つまり日本語を打つためなら、どんなに長文だろうと PC の QWERTY キーボードが最適というわけじゃない。どこまでもドメスティックに生きちゃうつもりなら、鈴木氏の言うようにスマホのフリック入力で十分だ。

しかし英語を使いたいとか、使わざるを得なくなるとかしてしまったら、やっぱり QWERTY キーボードが必要になる。他にものすごく便利なデバイスが発明されて、誰でもすぐに慣れて使えるようになるとでもいうなら話は別だが、こればかりはしょうがない。

だから 「フリック入力による新時代」 というのは多分来るだろうと思うが、それは思いっきりドメスティックなものということだ。しかも PC が必要ない程度の仕事しかしないという、ずいぶんなまくらな条件下の話である。

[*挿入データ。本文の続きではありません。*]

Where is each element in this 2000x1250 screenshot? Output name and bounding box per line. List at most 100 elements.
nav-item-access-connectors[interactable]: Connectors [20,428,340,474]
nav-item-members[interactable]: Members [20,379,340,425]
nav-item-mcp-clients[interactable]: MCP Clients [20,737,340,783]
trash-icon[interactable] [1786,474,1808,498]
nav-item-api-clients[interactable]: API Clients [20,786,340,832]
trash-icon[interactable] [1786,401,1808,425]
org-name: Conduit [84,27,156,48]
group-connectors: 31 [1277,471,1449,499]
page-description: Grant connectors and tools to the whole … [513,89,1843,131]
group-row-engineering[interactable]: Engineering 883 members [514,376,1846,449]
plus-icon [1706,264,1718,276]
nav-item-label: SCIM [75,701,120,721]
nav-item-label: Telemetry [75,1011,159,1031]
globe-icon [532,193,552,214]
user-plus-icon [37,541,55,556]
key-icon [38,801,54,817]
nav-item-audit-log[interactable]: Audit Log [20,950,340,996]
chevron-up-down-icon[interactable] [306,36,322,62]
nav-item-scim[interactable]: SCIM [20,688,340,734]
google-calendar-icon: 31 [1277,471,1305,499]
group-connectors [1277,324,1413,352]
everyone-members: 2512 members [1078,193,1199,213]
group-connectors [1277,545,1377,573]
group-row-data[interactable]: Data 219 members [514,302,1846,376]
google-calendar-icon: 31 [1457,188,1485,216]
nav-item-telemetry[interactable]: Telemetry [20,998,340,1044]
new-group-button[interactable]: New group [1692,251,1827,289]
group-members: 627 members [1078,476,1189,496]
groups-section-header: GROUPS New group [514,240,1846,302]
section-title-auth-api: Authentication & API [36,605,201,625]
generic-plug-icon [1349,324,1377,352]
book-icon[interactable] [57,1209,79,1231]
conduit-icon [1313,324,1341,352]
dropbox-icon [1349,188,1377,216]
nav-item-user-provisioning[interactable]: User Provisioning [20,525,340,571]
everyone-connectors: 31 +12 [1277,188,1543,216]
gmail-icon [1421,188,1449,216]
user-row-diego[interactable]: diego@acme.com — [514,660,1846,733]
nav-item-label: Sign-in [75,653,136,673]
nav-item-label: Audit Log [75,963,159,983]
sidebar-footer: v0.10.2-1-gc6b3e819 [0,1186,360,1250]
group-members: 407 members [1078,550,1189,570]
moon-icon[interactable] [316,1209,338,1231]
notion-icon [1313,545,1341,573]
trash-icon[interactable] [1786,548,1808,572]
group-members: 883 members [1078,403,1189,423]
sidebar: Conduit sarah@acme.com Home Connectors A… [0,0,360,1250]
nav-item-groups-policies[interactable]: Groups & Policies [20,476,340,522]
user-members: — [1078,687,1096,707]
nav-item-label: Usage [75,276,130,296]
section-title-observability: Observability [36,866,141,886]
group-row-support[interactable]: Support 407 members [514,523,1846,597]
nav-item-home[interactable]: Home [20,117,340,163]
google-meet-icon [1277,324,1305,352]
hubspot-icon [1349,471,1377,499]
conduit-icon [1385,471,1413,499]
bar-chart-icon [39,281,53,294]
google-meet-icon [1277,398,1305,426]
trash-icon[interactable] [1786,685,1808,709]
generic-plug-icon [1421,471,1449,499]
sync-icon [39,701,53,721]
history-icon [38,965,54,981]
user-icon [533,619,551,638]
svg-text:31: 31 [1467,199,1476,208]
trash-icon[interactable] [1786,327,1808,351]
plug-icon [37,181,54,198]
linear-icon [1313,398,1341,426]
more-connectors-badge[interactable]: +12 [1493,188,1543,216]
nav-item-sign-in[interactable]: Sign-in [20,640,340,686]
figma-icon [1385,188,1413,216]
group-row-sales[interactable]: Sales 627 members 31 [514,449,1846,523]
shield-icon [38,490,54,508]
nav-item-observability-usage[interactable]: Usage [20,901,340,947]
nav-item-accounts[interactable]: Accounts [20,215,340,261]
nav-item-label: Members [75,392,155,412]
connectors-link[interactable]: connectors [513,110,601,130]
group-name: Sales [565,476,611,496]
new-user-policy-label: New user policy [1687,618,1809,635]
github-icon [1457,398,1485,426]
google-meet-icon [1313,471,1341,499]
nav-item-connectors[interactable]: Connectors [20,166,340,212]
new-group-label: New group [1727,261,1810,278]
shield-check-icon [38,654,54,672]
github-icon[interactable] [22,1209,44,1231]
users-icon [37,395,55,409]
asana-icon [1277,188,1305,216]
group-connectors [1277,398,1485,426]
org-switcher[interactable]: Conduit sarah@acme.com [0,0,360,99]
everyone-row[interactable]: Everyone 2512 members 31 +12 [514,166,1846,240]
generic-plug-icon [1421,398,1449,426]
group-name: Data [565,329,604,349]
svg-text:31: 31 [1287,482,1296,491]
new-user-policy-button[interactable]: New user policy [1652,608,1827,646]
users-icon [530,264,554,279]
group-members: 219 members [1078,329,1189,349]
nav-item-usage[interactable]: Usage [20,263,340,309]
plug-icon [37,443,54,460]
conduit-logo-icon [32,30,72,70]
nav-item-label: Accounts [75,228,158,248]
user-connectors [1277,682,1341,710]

本当の意味での 「新時代」 にきちんと対応するためには、PC のキーボードもしっかり使える 「両刀遣い」 にならなければならないだろう。そしてその頃には、「ローマ字入力とフリック入力」 よりも、「英文入力とフリック入力」 を使いこなせる方がずっと使い物になるはずだ。PC のインターフェイスもフリック入力に対応するようになるだろうし。

最後にちょっとだけ触れるが、「若者の PC 離れ」 は、経済的要因、つまり 「若者は PC を買う金がない」 ということが大きいと思っている。経済的余裕があれば、若者だってスマホと PC の両刀遣いになるだろう。